2. Early Pension Option: Employees are permitted to walk away with an early pension after turning the age of 50, but this will incur a 4% slash on the amount for every year less than 58. For example, assuming you retire at 52, then your pension will suffer a slash of 24%.
3. Pension for Family (Survivor Benefit): In the event that he or she dies, the widow/children/nominee can qualify for a pension under set forth conditions.
Widow's Pension Child Pension (up to 25 years of age)Orphan Pension Dependent Parent Pension (if no spouse/child)
4. Pension for People with Disabilities: An employee who is permanently disabled qualifies for a monthly pension even if they did not serve for 10 years.
5. Perpetual and Relocatable: EPS pension is perpetual for the member/spouse and relocatable (through UAN) as long as the pension pot is not withdrawn early.
How to Calculate Your EPS Pension? The pension amount is calculated using this formula:
Pension = (Pensionable Salary × Pensionable Service) ÷ 70
Where,
Pensionable Salary = Average of last 60 months' salary (max ₹15,000)
Pensionable Service = Total years in EPF scheme (max 35 years considered)
Example:
If you worked for 30 years and had an average salary of ₹15,000:
Pension = (15,000 × 30) ÷ 70 = ₹6,428.57 per month
How to Claim EPS Pension? You should be aware that you can claim your EPS pension by:
1. Complete Form 10D (through the UAN portal or via your employer)
2. Have your KYC, Aadhaar and bank accounts appropriately linked.
3. Keep an active UAN with a record of your service history.
You will start receiving the pension after verification and submission once you reach retirement age.
Can You Withdraw an EPS Amount? Yes, but only under particular scenarios:
1. You may withdraw EPS by Form 10C if you leave the job before 10 years of service.
2. You can’t withdraw EPS if you are 10 years or older; only a pension is permitted after retiring.
Latest Updates on EPS (As of 2025) 1. Higher Pension Option: Following the Supreme Court’s decision, employees are permitted to select higher pension options by paying more than the mandatory cap of ₹15,000 (i.e., over ₹15,000). This application needs to be filed with the employer’s approval.
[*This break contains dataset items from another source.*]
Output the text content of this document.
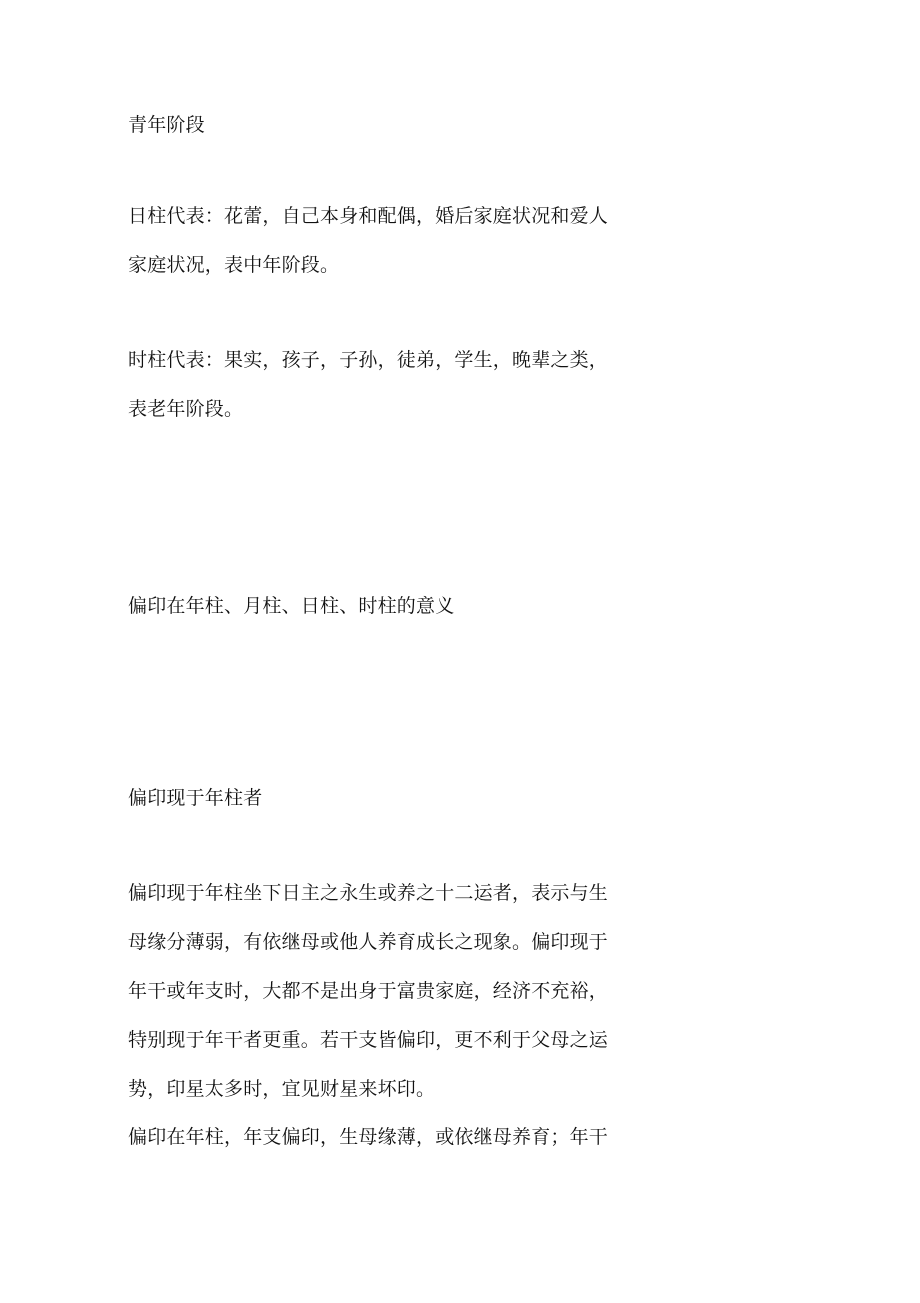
青年阶段

日柱代表：花蕾，自己本身和配偶，婚后家庭状况和爱人

家庭状况，表中年阶段。

时柱代表：果实，孩子，子孙，徒弟，学生，晚辈之类，

表老年阶段。

偏印在年柱、月柱、日柱、时柱的意义

偏印现于年柱者

偏印现于年柱坐下日主之永生或养之十二运者，表示与生

母缘分薄弱，有依继母或他人养育成长之现象。偏印现于

年干或年支时，大都不是出身于富贵家庭，经济不充裕，

特别现于年干者更重。若干支皆偏印，更不利于父母之运

势，印星太多时，宜见财星来坏印。

偏印在年柱，年支偏印，生母缘薄，或依继母养育；年干
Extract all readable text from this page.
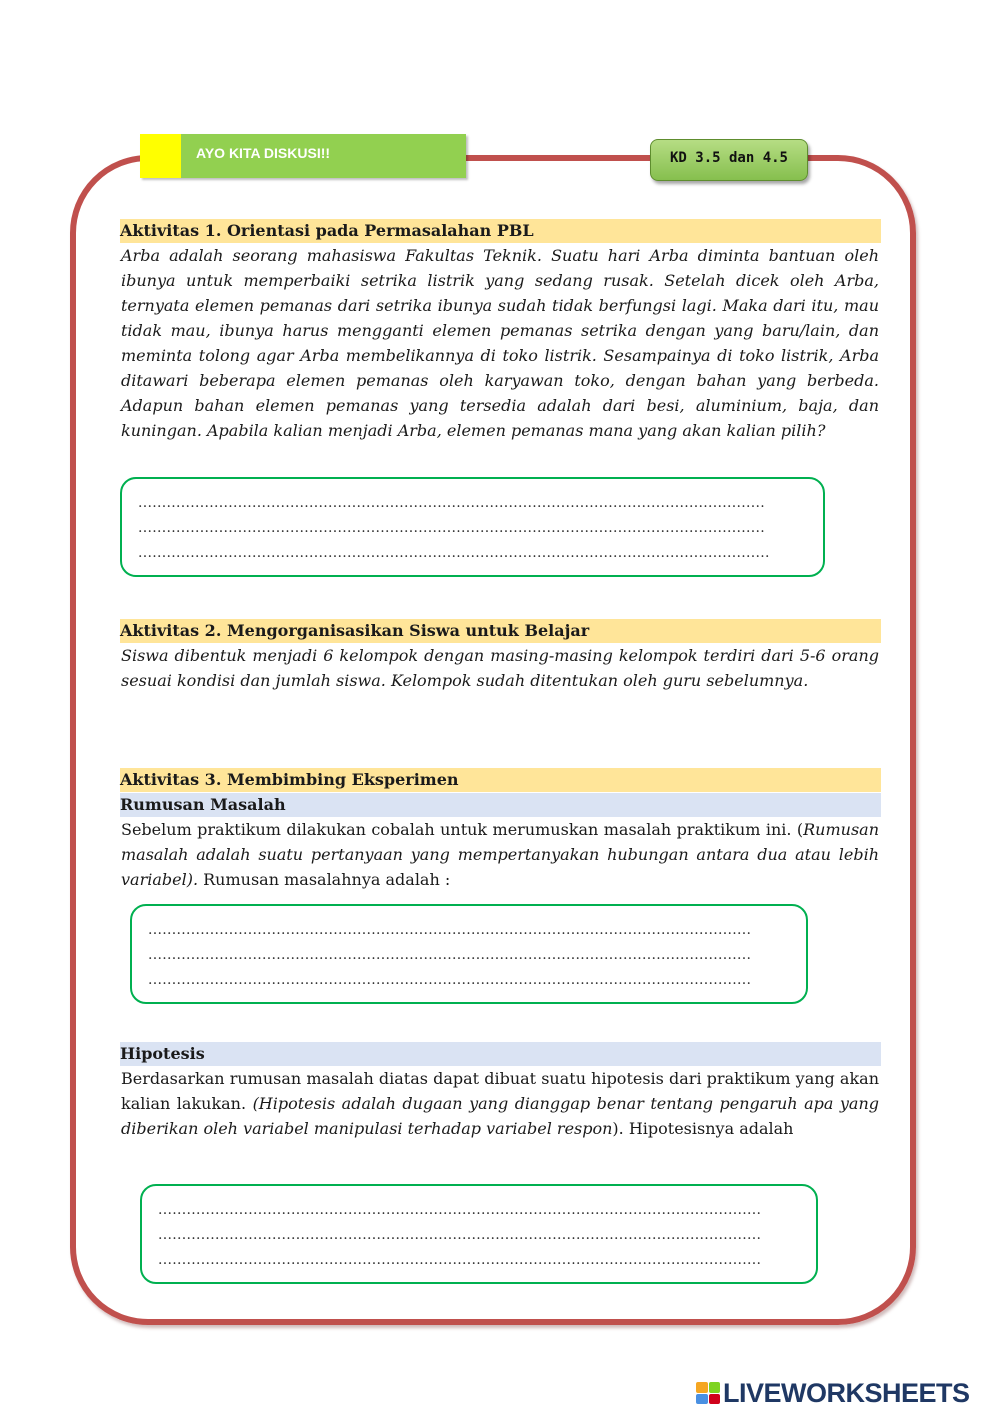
AYO KITA DISKUSI!!	KD 3.5 dan 4.5
Aktivitas 1. Orientasi pada Permasalahan PBL

Arba adalah seorang mahasiswa Fakultas Teknik. Suatu hari Arba diminta bantuan oleh ibunya untuk memperbaiki setrika listrik yang sedang rusak. Setelah dicek oleh Arba, ternyata elemen pemanas dari setrika ibunya sudah tidak berfungsi lagi. Maka dari itu, mau tidak mau, ibunya harus mengganti elemen pemanas setrika dengan yang baru/lain, dan meminta tolong agar Arba membelikannya di toko listrik. Sesampainya di toko listrik, Arba ditawari beberapa elemen pemanas oleh karyawan toko, dengan bahan yang berbeda. Adapun bahan elemen pemanas yang tersedia adalah dari besi, aluminium, baja, dan kuningan. Apabila kalian menjadi Arba, elemen pemanas mana yang akan kalian pilih?

....................................................................................................................................
....................................................................................................................................
.....................................................................................................................................
Aktivitas 2. Mengorganisasikan Siswa untuk Belajar

Siswa dibentuk menjadi 6 kelompok dengan masing-masing kelompok terdiri dari 5-6 orang sesuai kondisi dan jumlah siswa. Kelompok sudah ditentukan oleh guru sebelumnya.

Aktivitas 3. Membimbing Eksperimen
Rumusan Masalah

Sebelum praktikum dilakukan cobalah untuk merumuskan masalah praktikum ini. (Rumusan masalah adalah suatu pertanyaan yang mempertanyakan hubungan antara dua atau lebih variabel). Rumusan masalahnya adalah :

...............................................................................................................................
...............................................................................................................................
...............................................................................................................................
Hipotesis

Berdasarkan rumusan masalah diatas dapat dibuat suatu hipotesis dari praktikum yang akan kalian lakukan. (Hipotesis adalah dugaan yang dianggap benar tentang pengaruh apa yang diberikan oleh variabel manipulasi terhadap variabel respon). Hipotesisnya adalah

...............................................................................................................................
...............................................................................................................................
...............................................................................................................................
LIVEWORKSHEETS
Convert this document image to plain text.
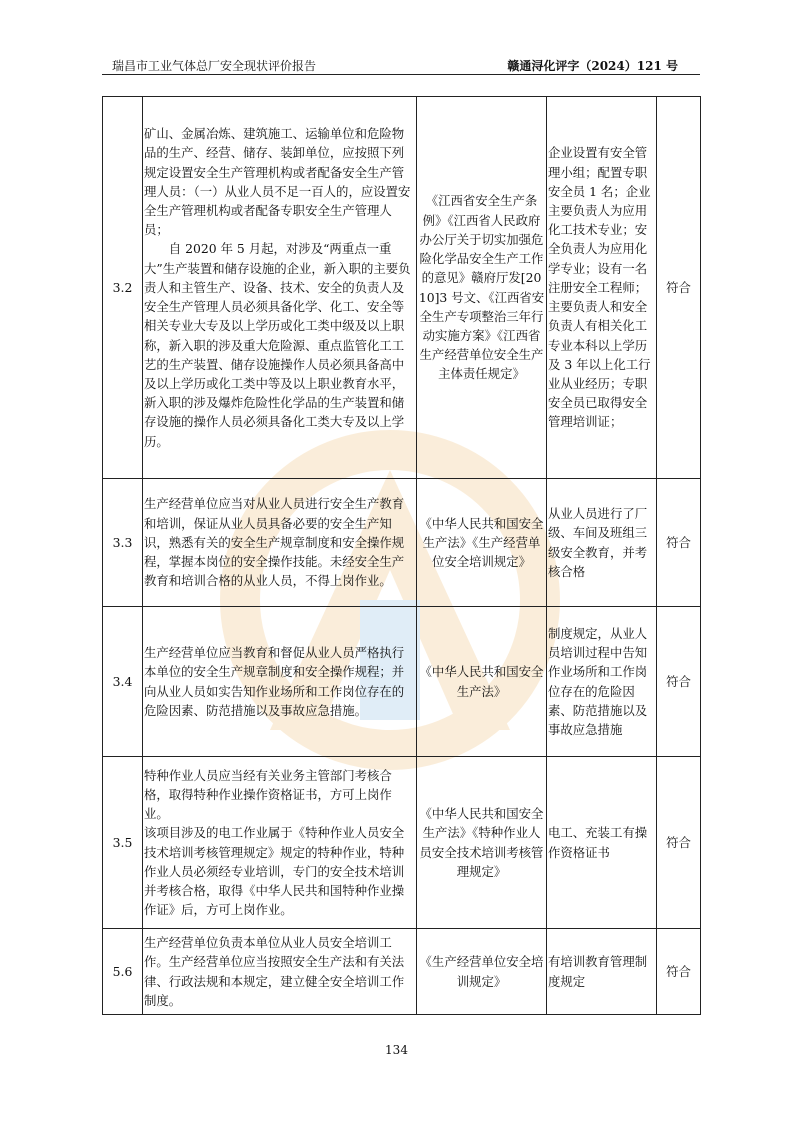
瑞昌市工业气体总厂安全现状评价报告	赣通浔化评字（2024）121 号
3.2	矿山、金属冶炼、建筑施工、运输单位和危险物品的生产、经营、储存、装卸单位，应按照下列规定设置安全生产管理机构或者配备安全生产管理人员：（一）从业人员不足一百人的，应设置安全生产管理机构或者配备专职安全生产管理人员；
自 2020 年 5 月起，对涉及“两重点一重大”生产装置和储存设施的企业，新入职的主要负责人和主管生产、设备、技术、安全的负责人及安全生产管理人员必须具备化学、化工、安全等相关专业大专及以上学历或化工类中级及以上职称，新入职的涉及重大危险源、重点监管化工工艺的生产装置、储存设施操作人员必须具备高中及以上学历或化工类中等及以上职业教育水平，新入职的涉及爆炸危险性化学品的生产装置和储存设施的操作人员必须具备化工类大专及以上学历。	《江西省安全生产条例》《江西省人民政府办公厅关于切实加强危险化学品安全生产工作的意见》赣府厅发[2010]3 号文、《江西省安全生产专项整治三年行动实施方案》《江西省生产经营单位安全生产主体责任规定》	企业设置有安全管理小组；配置专职安全员 1 名；企业主要负责人为应用化工技术专业；安全负责人为应用化学专业；设有一名注册安全工程师；主要负责人和安全负责人有相关化工专业本科以上学历及 3 年以上化工行业从业经历；专职安全员已取得安全管理培训证；	符合
3.3	生产经营单位应当对从业人员进行安全生产教育和培训，保证从业人员具备必要的安全生产知识，熟悉有关的安全生产规章制度和安全操作规程，掌握本岗位的安全操作技能。未经安全生产教育和培训合格的从业人员，不得上岗作业。	《中华人民共和国安全生产法》《生产经营单位安全培训规定》	从业人员进行了厂级、车间及班组三级安全教育，并考核合格	符合
3.4	生产经营单位应当教育和督促从业人员严格执行本单位的安全生产规章制度和安全操作规程；并向从业人员如实告知作业场所和工作岗位存在的危险因素、防范措施以及事故应急措施。	《中华人民共和国安全生产法》	制度规定，从业人员培训过程中告知作业场所和工作岗位存在的危险因素、防范措施以及事故应急措施	符合
3.5	特种作业人员应当经有关业务主管部门考核合格，取得特种作业操作资格证书，方可上岗作业。
该项目涉及的电工作业属于《特种作业人员安全技术培训考核管理规定》规定的特种作业，特种作业人员必须经专业培训，专门的安全技术培训并考核合格，取得《中华人民共和国特种作业操作证》后，方可上岗作业。	《中华人民共和国安全生产法》《特种作业人员安全技术培训考核管理规定》	电工、充装工有操作资格证书	符合
5.6	生产经营单位负责本单位从业人员安全培训工作。生产经营单位应当按照安全生产法和有关法律、行政法规和本规定，建立健全安全培训工作制度。	《生产经营单位安全培训规定》	有培训教育管理制度规定	符合
134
2. Digitization and UAN Linking: Claim settlement under EPS is now more efficient because of the complete digitisation of records as well as the use of Aadhaar-based verification.
Conclusion The Employee Pension Scheme (EPS) is one of the most vital components of an Indian employee’s retirement plan. It guarantees a fixed income payable every month, caters to chronic illness and family pensions, and is included within the EPF scheme by default. Knowing what EPS benefits you have enables better planning, which in turn ensures free living during later stages of life.
However, if you are employed as a staff member, ensure that your UAN is active, your EPF account is current, and your KYC is linked. This will simplify the pension claim process when the time is appropriate.
FAQs Q1. Is EPS contribution mandatory? Indeed, every employee that EPF covers falls under this category. 8.33% of the salary that is withheld from the Employer’s PF EDA Account EPS comes from the employer’s contribution.
Q2. Can I opt out of EPS? You cannot opt out of EPS since it is a mandatory subsystem of the EPF scheme unless you are a new employee earning above ₹15,000 and not logged into EPF.
Q3. What happens to EPS if I switch jobs? Your EPS contribution remains, provided that you transfer your EPF account through the UAN. Your service years are computed cumulatively.
Q4. What if I die before retirement? Your wife and children are eligible for a family pension scheme under EPS.
Q5. Can I get a lump sum from EPS like EPF? EPS does not provide a lump-sum withdrawal option after 10 years of service; it is strictly a pension scheme.